High-capability Opus for complex reasoning, adaptive thinking, and long-context agent work.

json
{
  "model": "claude-opus-4-7",
  "messages": [
    {
      "role": "user",
      "content": "Compare these migration options, identify risks, and recommend the safest sequence."
    }
  ],
  "max_tokens": 4096,
  "stream": false
}

Claude Opus 4.6

claude-opus-4-6

Premium reasoning and writing when you want Opus quality with a stable general-purpose profile.

json
{
  "model": "claude-opus-4-6",
  "messages": [
    {
      "role": "user",
      "content": "Turn these product notes into a precise technical spec with risks and acceptance criteria."
    }
  ],
  "max_tokens": 4096,
  "stream": false
}

Claude Opus 4.6 (Thinking)

claude-opus-4-6-thinking

Hard reasoning tasks that benefit from explicit thinking budget, such as debugging, planning, and multi-step analysis.

json
{
  "model": "claude-opus-4-6-thinking",
  "messages": [
    {
      "role": "user",
      "content": "Trace this production bug from symptoms to root cause.

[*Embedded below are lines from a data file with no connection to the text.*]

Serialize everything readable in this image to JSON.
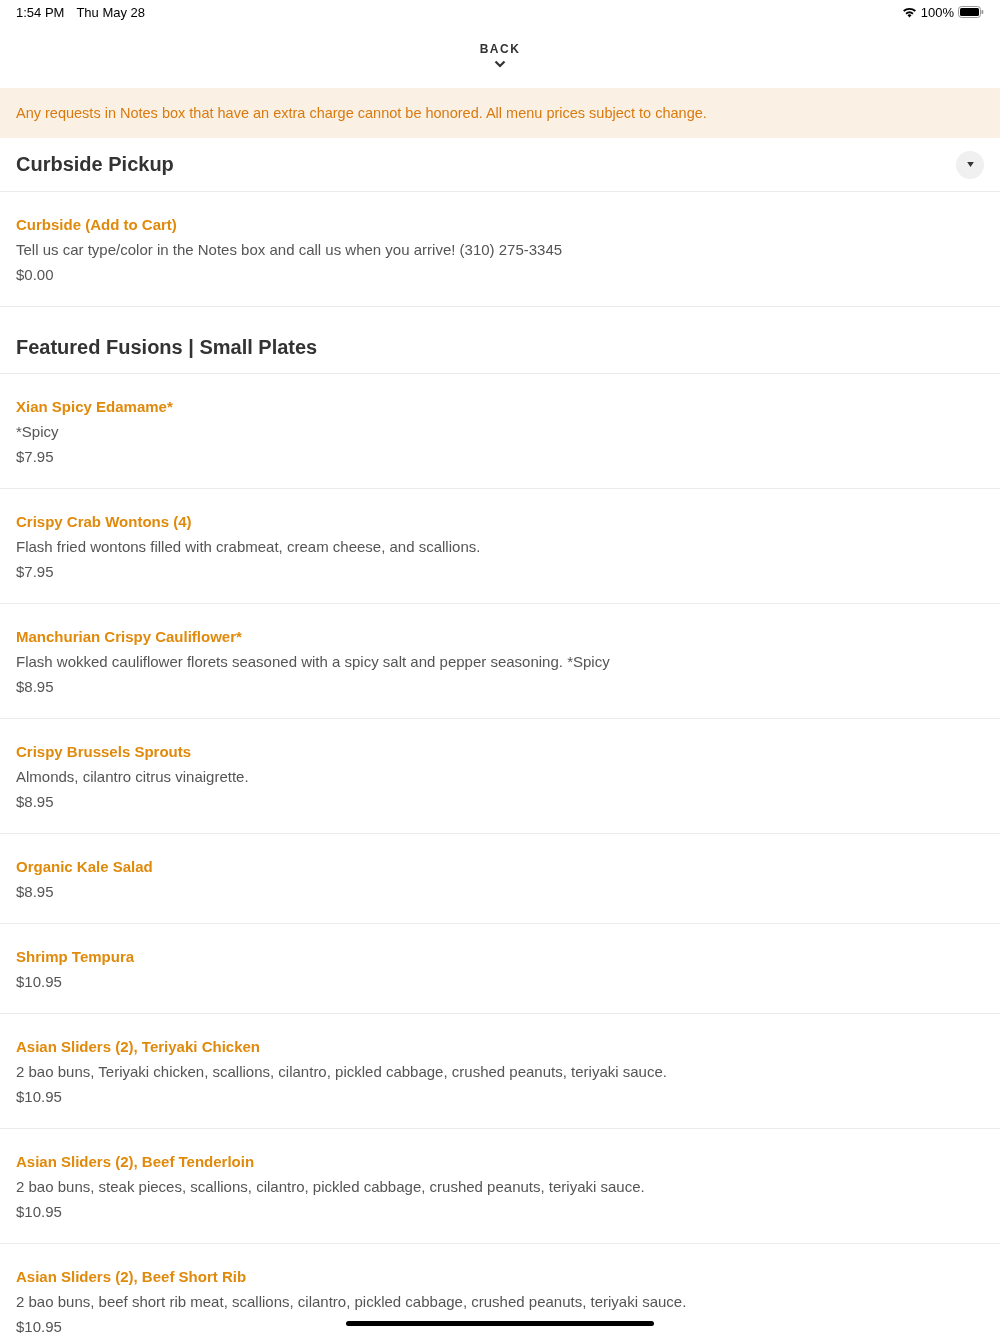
{
  "status_bar": {
    "time": "1:54 PM",
    "date": "Thu May 28",
    "battery": "100%"
  },
  "back": {
    "label": "BACK"
  },
  "notice": "Any requests in Notes box that have an extra charge cannot be honored. All menu prices subject to change.",
  "sections": [
    {
      "title": "Curbside Pickup",
      "collapsible": true,
      "items": [
        {
          "name": "Curbside (Add to Cart)",
          "description": "Tell us car type/color in the Notes box and call us when you arrive! (310) 275-3345",
          "price": "$0.00"
        }
      ]
    },
    {
      "title": "Featured Fusions | Small Plates",
      "collapsible": false,
      "items": [
        {
          "name": "Xian Spicy Edamame*",
          "description": "*Spicy",
          "price": "$7.95"
        },
        {
          "name": "Crispy Crab Wontons (4)",
          "description": "Flash fried wontons filled with crabmeat, cream cheese, and scallions.",
          "price": "$7.95"
        },
        {
          "name": "Manchurian Crispy Cauliflower*",
          "description": "Flash wokked cauliflower florets seasoned with a spicy salt and pepper seasoning. *Spicy",
          "price": "$8.95"
        },
        {
          "name": "Crispy Brussels Sprouts",
          "description": "Almonds, cilantro citrus vinaigrette.",
          "price": "$8.95"
        },
        {
          "name": "Organic Kale Salad",
          "price": "$8.95"
        },
        {
          "name": "Shrimp Tempura",
          "price": "$10.95"
        },
        {
          "name": "Asian Sliders (2), Teriyaki Chicken",
          "description": "2 bao buns, Teriyaki chicken, scallions, cilantro, pickled cabbage, crushed peanuts, teriyaki sauce.",
          "price": "$10.95"
        },
        {
          "name": "Asian Sliders (2), Beef Tenderloin",
          "description": "2 bao buns, steak pieces, scallions, cilantro, pickled cabbage, crushed peanuts, teriyaki sauce.",
          "price": "$10.95"
        },
        {
          "name": "Asian Sliders (2), Beef Short Rib",
          "description": "2 bao buns, beef short rib meat, scallions, cilantro, pickled cabbage, crushed peanuts, teriyaki sauce.",
          "price": "$10.95"
        }
      ]
    }
  ]
}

Show assumptions, tests, and the smallest safe fix."
    }
  ],
  "max_tokens": 4096,
  "stream": false,
  "reasoning_effort": "high"
}

Claude Sonnet 4.6

claude-sonnet-4-6

Default Claude choice for coding, agents, chat products, tool use, and balanced latency/cost.

json
{
  "model": "claude-sonnet-4-6",
  "messages": [
    {
      "role": "user",
      "content": "Implement this feature, keep the API contract stable, and summarize the changed files."
    }
  ],
  "max_tokens": 4096,
  "stream": false
}

Claude Haiku 4.5

claude-haiku-4-5-20251001

Fast, lower-cost Claude for classification, extraction, lightweight support replies, and background jobs.

json
{
  "model": "claude-haiku-4-5-20251001",
  "messages": [
    {
      "role": "user",
      "content": "Extract company name, contact email, urgency, and requested action from this message."
    }
  ],
  "max_tokens": 1024,
  "stream": false
}

Claude Code

After configuring Claude Code for BeansAI, switch models inside the CLI with /model.

Claude Code
/model claude-fable-5
/model claude-opus-4-8
/model claude-opus-4-7
/model claude-opus-4-6
/model claude-opus-4-6-thinking
/model claude-sonnet-4-6
/model claude-haiku-4-5-20251001

Tips

  • Keep stream: true for long Claude responses so clients receive tokens as they arrive.
  • Claude Fable 5 uses always-on adaptive thinking; control depth with effort rather than a manual thinking budget.
  • Request cost is returned in X-Request-Cost-Micro-Usd, and Anthropic rate-limit headers are forwarded when upstream provides them.